Anyway, I would distinguish Jeezy from the Clipse like this. The Clipse are wannabe Mobb Deeps, although to me they're more like slightly more intelligent but less infectious knockoffs of Master P (note the borrowing of the "ughhhhhhhh"). Their message is, the hood is a really dangerous place and young enterprising people like themselves who grow up there are forced to sell drugs, and it's a grim hazardous life and we like to talk about it ad nauseam, but without any real pathos or depth. Ughhhhhh! That's the Clipse. Shallow fatalists in the mold of Master P circa "The Ghetto's Tryin To Kill Me." Jeezy also is a ripoff of Master P (ice cream man = snow man) - a different side of Master P, the "Make Em Say Ughhh" Percy. But, in place of P's ughhhh, Jeezy offers us an aspirational, affirmative "ayyyyyyyyy." Jeezy's vision is fundamentally optimistic, capitalist - drugs aren't a symptom of hood pathology for him, they're a ladder out. "Georgia Power doesn't give a n---a" lights free"; to afford lights, you must sell white. The first words of his first album: "I used to hit the kitchen lights, cockroaches everywhere, now I hit the kitchen lights, marble floors everywhere." Actually, that's how the first verse starts; the first words of the album proper are "ayyyy, you gotta believe." It's just the American Dream all over again. People like Jeezy for about the same reasons that they like Rocky. Jeezy's work is no more about coke than Rocky is about boxing. Both are cheap inspirational palaver, but they work.

Kai said...
This comment has been removed by the author.
Kai said...

Dope post, dope site. I slightly disagree with your main thesis tho, . Of course the clipse are amoral, and of course they could do better. All of these rappers owe it to their community to lead in a better direction, because make no mistake, they are leading youth in a direction whether they acknowledge it or not. But morality isnt the difference between good art and bad think about the Chronic and alot of th Dre/Death Row albums.
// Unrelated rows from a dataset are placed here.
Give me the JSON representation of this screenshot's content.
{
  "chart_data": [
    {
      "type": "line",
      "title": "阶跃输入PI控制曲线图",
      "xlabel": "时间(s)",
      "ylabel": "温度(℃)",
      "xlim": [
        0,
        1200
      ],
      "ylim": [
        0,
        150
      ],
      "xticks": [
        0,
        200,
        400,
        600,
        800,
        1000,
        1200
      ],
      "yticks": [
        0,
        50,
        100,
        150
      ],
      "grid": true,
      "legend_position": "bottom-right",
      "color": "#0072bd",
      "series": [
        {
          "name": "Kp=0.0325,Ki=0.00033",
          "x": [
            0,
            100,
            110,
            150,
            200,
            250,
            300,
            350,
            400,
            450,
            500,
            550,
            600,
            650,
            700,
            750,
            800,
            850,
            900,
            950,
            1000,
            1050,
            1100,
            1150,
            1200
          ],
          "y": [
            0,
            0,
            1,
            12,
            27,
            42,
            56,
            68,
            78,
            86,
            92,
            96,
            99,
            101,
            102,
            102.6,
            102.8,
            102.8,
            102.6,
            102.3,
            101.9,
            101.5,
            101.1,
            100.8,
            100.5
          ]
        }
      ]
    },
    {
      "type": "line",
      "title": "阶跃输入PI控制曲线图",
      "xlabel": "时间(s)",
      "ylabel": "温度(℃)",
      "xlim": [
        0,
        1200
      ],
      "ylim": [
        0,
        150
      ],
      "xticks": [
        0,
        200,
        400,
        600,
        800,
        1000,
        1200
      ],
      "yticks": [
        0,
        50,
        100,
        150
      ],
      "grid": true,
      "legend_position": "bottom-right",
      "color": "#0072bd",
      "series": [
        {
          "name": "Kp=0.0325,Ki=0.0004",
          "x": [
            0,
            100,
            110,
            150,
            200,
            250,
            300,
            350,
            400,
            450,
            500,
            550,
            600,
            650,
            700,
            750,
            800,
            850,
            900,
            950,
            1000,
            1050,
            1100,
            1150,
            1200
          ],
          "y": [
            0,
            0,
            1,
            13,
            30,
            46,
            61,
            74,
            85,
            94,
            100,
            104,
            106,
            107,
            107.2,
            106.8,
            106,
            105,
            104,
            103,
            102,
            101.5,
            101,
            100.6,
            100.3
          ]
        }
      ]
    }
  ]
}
But they clipse' shortocmings dont fall short only on amorilty. They rap about hustling as talented MCs who dont really hustle for a living. Selling weight isnt just making a deal making big bucks and fucking fly chicks. There is alot more nuance to the lifestyle that is entirely missing from their music. Part of that nuance is some kind of moral conflictedness (is this a word?), some remorse, and then there are other details, losing money, people fucking up work, etc, these are all pieces that add realism, and depth to the story being told. These bits of nuance are things that Jay-z did alot of early on, particularly on Reasonable Doubt although he mainly glamorizes the lifestyle now, too.

ON another note, strictly from a technical rhyming perspective, Jeezy and Clipse are very different. Jeezy is primitive as a rapper. The clipse give a certain level of depth to their lyricism, and some of their flows and rhyme schemes. They may make you feel similar because of their content, but there really isnt much comparison in terms rapping ability. If Jeezy never sold drugs he wouldn't be around, his street credibility is what sells his records. That should tell you all you need to know about his skills on the mike.

Lastly, I really like the WGI4C series, Vol. 3 is the best by far tho. best combo of beats and rhymes. The game is fucked up right now, and i can still get my fix for lyricism fulfilled through them to some extent.